# Reduce flow rate for Penguin Bio-Wheel 100?



## LuckyCharm (Jan 20, 2014)

Hello Everyone today, I won a nano set from my local aquarium club meeting. 
I am not sure what the brand is it, but it looks like a Marineland to me. 
It looks like it comes with a Bio Wheel 100 filter with it and I want to make it into a shrimp tank. Seems like that filter is a bit too powerful for this small setup. 

Any tips on how to reduce the intake? 
Following are the picture of the setup, if someone can tell me what brand it is  
Thank you !


----------



## Little Soprano (Mar 13, 2014)

It doesn't look like any Marineland BIOwheel I've seen.... that goes for both Penguins and Emperors. Regardless on my Biowheel 200 I just have 2 of the filter cartridges shoved in there and it's fairly tame after leaves cover up both of the intakes. Just an FYI if you decrease the flow past a certain point, if it is a real Marineland BIOwheel, the biowheel will be useless cause it will freeze :hihi: XD But in all seriousness if you aren't too set on the biowheel, I know mine has quite a bit of depth to it, and it has a LOT of room for filter media. Could load filter sponges (Marineland's blue bonded Rite Size filter pads are easy to cut to size) and put them in there along with Purigen or something. The more you have packed in the media, the more it should slow down the flow. Also one thing I've noticed.... If yours has the mid-tank intake vent, open it, I notice it slowed down my flow a bit, oddly enough.


----------



## PlantedRich (Jul 21, 2010)

For those who would tell us we can never have too much filter? Maybe they never kept shrimp? 

Which if giving you more trouble?

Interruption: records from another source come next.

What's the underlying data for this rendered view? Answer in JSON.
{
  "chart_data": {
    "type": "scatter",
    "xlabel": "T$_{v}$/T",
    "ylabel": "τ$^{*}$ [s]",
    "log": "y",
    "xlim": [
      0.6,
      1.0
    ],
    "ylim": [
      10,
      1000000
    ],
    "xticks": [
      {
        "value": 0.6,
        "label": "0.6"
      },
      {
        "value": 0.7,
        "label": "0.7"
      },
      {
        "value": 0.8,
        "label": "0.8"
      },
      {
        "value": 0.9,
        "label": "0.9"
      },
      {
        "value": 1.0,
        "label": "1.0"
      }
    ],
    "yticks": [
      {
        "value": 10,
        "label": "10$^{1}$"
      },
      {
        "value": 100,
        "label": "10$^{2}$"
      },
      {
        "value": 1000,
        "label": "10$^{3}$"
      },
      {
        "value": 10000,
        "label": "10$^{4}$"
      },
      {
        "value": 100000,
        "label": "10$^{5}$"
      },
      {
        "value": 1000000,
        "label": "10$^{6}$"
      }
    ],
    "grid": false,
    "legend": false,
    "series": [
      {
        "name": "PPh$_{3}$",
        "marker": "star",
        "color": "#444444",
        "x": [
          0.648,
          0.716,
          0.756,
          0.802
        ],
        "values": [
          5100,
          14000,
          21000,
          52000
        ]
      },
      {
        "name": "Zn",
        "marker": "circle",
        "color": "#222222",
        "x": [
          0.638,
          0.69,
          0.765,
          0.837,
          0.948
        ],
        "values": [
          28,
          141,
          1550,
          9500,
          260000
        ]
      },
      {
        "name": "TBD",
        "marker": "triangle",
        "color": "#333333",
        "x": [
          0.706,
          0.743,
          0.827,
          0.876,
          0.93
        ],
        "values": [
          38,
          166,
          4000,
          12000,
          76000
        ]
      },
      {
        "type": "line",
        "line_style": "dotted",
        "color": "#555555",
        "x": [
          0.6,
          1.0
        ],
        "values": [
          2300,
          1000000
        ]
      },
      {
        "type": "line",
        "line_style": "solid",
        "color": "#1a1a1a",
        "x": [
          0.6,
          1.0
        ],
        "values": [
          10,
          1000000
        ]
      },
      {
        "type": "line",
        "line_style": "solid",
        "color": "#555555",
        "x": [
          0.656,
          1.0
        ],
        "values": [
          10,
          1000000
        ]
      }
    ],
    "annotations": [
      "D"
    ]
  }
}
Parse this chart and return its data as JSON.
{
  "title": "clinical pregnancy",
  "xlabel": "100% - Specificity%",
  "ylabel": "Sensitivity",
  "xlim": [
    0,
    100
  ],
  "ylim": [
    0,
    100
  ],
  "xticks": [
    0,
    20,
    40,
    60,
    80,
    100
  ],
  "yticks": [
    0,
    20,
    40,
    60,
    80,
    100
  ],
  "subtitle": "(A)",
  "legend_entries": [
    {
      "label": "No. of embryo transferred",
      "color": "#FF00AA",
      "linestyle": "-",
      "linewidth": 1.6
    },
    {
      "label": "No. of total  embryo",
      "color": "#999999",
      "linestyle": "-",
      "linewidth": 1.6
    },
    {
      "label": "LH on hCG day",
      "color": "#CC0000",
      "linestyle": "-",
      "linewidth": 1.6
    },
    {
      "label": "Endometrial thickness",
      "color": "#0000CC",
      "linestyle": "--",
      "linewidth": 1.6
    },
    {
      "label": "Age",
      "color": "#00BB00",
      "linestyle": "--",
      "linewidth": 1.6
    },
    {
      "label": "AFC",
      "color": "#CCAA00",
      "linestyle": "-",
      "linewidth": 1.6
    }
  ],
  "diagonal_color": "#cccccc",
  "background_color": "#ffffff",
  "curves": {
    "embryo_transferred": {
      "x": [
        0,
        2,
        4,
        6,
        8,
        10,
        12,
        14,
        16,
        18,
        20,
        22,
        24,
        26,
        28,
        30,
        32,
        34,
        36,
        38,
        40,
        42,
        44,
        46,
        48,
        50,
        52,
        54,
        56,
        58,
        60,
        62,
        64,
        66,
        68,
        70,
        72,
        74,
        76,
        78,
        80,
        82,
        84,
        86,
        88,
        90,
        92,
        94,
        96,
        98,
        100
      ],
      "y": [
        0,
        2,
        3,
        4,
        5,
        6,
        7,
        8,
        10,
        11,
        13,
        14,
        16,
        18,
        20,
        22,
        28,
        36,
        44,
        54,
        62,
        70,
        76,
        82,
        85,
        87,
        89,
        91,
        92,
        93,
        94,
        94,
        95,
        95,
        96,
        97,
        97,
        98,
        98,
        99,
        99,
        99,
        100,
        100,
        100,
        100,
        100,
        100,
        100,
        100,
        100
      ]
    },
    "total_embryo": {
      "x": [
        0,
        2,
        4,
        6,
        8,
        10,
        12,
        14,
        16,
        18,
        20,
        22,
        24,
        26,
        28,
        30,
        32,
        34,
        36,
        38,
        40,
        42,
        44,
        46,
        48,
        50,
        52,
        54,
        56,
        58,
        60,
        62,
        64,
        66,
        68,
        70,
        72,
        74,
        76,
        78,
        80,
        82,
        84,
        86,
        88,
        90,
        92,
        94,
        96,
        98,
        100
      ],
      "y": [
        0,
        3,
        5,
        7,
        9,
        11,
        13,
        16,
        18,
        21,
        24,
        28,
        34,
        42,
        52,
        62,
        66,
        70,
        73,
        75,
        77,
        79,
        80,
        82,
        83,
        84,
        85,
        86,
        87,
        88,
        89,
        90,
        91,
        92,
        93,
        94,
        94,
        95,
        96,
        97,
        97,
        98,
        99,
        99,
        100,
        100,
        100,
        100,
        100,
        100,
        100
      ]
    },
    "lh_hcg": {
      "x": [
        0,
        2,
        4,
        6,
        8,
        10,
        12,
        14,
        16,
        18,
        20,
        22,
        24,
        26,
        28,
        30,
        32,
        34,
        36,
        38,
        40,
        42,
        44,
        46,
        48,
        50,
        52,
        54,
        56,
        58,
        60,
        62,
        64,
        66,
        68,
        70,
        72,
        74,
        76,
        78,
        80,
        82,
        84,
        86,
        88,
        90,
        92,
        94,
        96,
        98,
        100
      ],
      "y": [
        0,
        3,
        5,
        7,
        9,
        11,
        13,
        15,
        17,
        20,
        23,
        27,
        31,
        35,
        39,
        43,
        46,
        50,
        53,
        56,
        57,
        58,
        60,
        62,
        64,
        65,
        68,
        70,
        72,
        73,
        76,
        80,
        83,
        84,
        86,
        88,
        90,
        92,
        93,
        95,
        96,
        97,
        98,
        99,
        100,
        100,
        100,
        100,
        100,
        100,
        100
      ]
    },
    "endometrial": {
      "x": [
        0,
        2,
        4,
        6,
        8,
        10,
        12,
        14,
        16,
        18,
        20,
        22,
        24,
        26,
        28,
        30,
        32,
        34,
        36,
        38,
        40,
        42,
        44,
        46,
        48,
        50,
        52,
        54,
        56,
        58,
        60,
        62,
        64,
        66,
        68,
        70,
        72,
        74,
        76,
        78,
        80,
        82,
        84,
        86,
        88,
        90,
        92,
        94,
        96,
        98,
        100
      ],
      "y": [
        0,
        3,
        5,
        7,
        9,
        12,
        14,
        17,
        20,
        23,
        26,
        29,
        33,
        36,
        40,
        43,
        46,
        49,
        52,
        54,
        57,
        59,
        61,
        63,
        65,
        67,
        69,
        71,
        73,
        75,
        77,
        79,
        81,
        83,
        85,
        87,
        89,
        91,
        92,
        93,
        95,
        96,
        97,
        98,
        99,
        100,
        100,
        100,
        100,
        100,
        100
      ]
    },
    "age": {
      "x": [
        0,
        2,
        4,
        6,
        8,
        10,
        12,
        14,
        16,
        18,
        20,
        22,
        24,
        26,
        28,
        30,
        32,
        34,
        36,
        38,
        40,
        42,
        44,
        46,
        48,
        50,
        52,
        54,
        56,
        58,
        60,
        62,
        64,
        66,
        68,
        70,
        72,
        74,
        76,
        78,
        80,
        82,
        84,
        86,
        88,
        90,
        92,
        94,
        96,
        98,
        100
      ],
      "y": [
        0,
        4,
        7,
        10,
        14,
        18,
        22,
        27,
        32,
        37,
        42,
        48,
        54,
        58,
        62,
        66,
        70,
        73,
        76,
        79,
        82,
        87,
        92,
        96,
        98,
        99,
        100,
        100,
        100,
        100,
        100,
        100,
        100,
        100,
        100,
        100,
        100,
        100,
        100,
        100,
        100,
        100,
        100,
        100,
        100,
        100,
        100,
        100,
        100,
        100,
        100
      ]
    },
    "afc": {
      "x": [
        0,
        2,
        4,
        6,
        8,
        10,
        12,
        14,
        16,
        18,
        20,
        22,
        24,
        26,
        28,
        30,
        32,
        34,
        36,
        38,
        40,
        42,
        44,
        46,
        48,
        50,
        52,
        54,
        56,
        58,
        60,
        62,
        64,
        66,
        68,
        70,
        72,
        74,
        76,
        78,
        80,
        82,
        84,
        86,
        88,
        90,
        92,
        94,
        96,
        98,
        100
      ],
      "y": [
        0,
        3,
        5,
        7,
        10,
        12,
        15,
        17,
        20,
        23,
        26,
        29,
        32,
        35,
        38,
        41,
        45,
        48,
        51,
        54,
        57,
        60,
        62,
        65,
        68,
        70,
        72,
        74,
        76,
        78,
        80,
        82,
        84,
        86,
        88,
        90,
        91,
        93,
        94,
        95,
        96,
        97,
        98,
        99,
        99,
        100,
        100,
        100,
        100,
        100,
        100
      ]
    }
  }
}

Worry about the intake to strong? Easy to slit an Aquaclear type sponge to stick over the intake. Too strong flow at the outlet? I often don't want to cut the actual flow as that does reduce filtering so I work on ways to spread the output so that it come out in more places. This leaves the volume of water the same but reduces velocity. Like a small stream when it comes to a narrow spot? It appears to flow faster but it is still the same amount of water passing. Possible to hang something like plastic under the outflow to divert it some? Letting it fall into a soda bottle bottom so that it doesn't fall straight down ,ay change this part.


----------



## LuckyCharm (Jan 20, 2014)

Right now there's 2 shrimps in there that came with the setup, looks like they are flying all around the tank lol
Since the filter is rated for up to 20 gallon, it's a over kill for the tank it's on. 
I think the tank holds a little more water than a 5 gallon bucket. 

Based on the input, I think I want get a steel mesh and place it on the putout and have moss there. For that to work, I might have to remove the bio wheel :/


----------



## Steve002 (Feb 7, 2014)

I'd cut down the intake as the simplest method for reducing the flow. One of the HOB filters used to have an intake pipe that swiveled a bit to offset it from the impeller intake below. That way it cut down on the water coming in. Putting a pre-filter on the intake as suggested above will cut flow down and protect the shrimp at the same time.


----------



## aja31 (May 25, 2013)

In my betta tank I cut up an aquarium sponge and stuffed it into the intake. Cut the flow in half. Also makes the bio wheel useless though, I added some ceramic bio media instead. 

anything you do to the outlet will still leave you with the same total flow but if you can spread it out enough it may help.


----------



## CrypticLifeStyle (Jan 16, 2013)

The big chain stores i think still sell the fluval edge prefilters, and they are $2-3. They work pretty good, it'll slow your flow. I use them on a powerhead in my shrimp tank, and have used them on hob's. Just have to squeeze rinse it off once a week or 2 real quick.


----------